How to judge should we skip token or not if we do not have expanded tokens for it? Do you have any advice here?

I think we should just always skip in this case, let me try this out...

Tried this out in D84012/D84009. Works pretty well, and I think the API is a useful and natural addition to TokenBuffer.
Maybe this is too much complexity though?

(Mostly here i'm worrying about the case when the user hits "select all" in their editor and we get a code action request or so - it seems wasteful to query the token buffer for every token in the file separately. But maybe this is in the noise in any case).

Tried this out in D84012/D84009. Works pretty well, and I think the API is a useful and natural addition to TokenBuffer.

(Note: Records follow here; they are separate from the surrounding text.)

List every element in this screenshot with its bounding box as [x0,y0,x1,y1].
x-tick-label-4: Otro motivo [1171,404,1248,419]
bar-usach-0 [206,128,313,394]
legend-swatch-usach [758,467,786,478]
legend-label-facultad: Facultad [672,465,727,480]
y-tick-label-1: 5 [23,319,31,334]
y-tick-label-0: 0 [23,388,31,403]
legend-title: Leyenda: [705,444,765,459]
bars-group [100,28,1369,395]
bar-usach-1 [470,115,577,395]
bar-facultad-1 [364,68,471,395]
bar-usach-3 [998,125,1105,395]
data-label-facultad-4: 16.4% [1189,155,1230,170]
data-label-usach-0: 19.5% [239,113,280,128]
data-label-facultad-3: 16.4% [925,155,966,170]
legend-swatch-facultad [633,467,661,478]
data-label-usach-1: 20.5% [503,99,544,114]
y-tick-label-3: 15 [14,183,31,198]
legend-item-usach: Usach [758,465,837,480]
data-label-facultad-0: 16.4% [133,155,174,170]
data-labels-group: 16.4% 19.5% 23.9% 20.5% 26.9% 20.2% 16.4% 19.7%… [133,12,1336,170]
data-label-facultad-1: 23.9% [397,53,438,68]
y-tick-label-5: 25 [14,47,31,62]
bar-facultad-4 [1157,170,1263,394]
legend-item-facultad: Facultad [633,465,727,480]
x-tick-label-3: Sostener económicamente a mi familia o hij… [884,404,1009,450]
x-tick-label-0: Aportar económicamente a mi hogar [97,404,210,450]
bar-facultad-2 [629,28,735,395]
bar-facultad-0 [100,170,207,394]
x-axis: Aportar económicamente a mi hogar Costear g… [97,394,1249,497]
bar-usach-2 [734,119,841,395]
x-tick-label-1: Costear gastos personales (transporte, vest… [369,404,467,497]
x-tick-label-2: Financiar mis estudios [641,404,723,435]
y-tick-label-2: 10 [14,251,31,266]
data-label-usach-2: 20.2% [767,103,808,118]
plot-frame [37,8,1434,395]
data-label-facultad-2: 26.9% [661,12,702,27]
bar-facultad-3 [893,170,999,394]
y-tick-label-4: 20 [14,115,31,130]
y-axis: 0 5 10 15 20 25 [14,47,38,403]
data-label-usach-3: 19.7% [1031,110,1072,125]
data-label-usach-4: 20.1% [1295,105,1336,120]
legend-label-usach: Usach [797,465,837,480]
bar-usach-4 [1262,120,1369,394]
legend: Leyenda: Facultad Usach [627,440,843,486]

For my test cases it works well, so I think this problem is fixed.
Should I abandon this revision?

Tried this out in D84012/D84009. Works pretty well, and I think the API is a useful and natural addition to TokenBuffer.

For my test cases it works well, so I think this problem is fixed.
Should I abandon this revision?

I've landed those two patches, so I think so.
Thanks for raising this and working through it, I hope I didn't step on your toes to much here; this was a gap in TokenBuffer that I'd been hoping to have an excuse to fill at some point.